I know the face, and I know it very well. The problem is when I try to place a name with that face.  Also most people are usually offended if you can’t remember their name at a specific time, and that can cause great anxiety on my part. I never want to offend someone, but at the same time, I am slightly turned-off by people who feel their title, their given name, is something that is more important than their being.   A name is just a title. It really doesn’t explain who or what you are.  I know who you are, just because of your personality, your looks, and so forth.  A name doesn’t convey the depth of the essence that is “you.” Yet, here I’m struggling at a signing, trying to remember the names of people who are in front of me.  The pure torture of it, causes an incredible anxiety within me.  

At the moment, there is this beautiful woman in front of me.  In fact, I have often had sexual fantasies of her - and for whatever reason, of course due to my combination of phobias, I can’t recall her name right away as I ‘m in the position to sign “For _ love, Tosh Berman."   I want to replace the dash so strongly, especially for her, but the name, the spelling, just doesn’t come to me at the moment.  She was polite enough to slip her name in the conversation during this transaction, but then there is this horrible awkward moment of her knowing that I totally forgot her name.  And I have known her for at least 20 years or so.  20 years of lusting for her, yet when the time of great importance comes upon me, I totally forgot her name. 

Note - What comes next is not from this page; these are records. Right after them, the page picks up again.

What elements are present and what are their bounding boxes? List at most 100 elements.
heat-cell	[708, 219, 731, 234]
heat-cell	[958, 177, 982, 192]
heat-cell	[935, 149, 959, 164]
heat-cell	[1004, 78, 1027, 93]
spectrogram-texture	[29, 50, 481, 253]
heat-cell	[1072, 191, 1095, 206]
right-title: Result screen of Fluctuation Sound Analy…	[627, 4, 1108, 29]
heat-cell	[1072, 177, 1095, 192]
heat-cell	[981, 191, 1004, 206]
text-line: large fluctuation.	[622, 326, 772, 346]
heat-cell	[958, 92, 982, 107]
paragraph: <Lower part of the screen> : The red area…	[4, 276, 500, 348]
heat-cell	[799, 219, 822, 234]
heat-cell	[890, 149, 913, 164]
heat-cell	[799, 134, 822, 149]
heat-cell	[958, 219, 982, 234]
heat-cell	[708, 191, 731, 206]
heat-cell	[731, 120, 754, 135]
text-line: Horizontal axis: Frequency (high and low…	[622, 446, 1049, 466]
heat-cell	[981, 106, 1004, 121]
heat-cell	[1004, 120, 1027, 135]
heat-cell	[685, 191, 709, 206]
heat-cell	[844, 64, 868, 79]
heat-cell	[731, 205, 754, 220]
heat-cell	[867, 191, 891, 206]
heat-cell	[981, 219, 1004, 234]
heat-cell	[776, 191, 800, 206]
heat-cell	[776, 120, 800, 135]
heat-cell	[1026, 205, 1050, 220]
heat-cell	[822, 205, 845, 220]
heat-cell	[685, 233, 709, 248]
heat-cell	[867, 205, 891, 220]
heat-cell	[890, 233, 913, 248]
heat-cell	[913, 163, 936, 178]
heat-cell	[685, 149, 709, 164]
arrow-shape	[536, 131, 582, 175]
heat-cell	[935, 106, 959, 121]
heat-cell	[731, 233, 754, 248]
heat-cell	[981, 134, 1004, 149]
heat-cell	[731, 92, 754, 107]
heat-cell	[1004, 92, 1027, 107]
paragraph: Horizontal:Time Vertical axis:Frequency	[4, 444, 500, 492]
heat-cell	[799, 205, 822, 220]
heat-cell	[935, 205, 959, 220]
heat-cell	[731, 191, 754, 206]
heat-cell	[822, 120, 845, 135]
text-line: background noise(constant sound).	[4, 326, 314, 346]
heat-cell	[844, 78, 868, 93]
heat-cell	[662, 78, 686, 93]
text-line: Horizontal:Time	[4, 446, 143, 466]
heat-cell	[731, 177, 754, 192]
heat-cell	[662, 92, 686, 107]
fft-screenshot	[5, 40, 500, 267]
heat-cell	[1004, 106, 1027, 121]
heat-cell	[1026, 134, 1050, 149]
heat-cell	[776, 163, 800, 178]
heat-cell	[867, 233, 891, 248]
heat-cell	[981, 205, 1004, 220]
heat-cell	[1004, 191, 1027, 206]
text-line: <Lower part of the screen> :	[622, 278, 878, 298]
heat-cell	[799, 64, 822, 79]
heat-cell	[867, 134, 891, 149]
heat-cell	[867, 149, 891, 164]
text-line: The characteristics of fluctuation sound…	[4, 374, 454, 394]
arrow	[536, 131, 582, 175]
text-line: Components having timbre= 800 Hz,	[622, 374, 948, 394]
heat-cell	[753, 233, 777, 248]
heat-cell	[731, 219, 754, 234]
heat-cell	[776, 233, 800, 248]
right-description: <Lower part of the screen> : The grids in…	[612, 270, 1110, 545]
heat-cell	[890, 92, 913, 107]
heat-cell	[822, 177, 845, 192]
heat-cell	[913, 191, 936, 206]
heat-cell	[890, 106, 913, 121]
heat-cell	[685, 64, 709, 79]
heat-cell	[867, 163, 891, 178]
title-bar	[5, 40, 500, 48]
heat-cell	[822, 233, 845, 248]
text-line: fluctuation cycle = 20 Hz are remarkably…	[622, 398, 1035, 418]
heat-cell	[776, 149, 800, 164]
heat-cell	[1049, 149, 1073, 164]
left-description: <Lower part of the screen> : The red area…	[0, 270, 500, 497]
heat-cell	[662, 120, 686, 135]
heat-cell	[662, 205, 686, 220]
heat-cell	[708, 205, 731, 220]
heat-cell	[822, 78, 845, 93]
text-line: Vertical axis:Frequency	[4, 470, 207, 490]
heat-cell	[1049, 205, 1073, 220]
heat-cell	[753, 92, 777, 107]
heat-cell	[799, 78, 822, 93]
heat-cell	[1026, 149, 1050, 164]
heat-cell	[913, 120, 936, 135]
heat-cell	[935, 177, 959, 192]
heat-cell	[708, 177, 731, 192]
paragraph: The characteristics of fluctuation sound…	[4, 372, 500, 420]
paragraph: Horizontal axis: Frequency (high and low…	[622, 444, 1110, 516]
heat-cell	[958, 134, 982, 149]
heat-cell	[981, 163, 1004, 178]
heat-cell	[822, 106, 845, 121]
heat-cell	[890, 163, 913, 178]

I feel a great sense of disgust with myself, and of course besides the hatred, the shame as well.   And now, she has a copy of the album, and when she sees it, she will think of the moment that I forgot her name.  I don’t think she will hate me for it, but for sure, there will be a tinge of disappointment for as long as she keeps that album.  Also, when I think of the album, I will go back to that moment as well.  So, the one thing we will share in the future is the failure of memory and communication.   As a writer, it's the finalized blow to the body.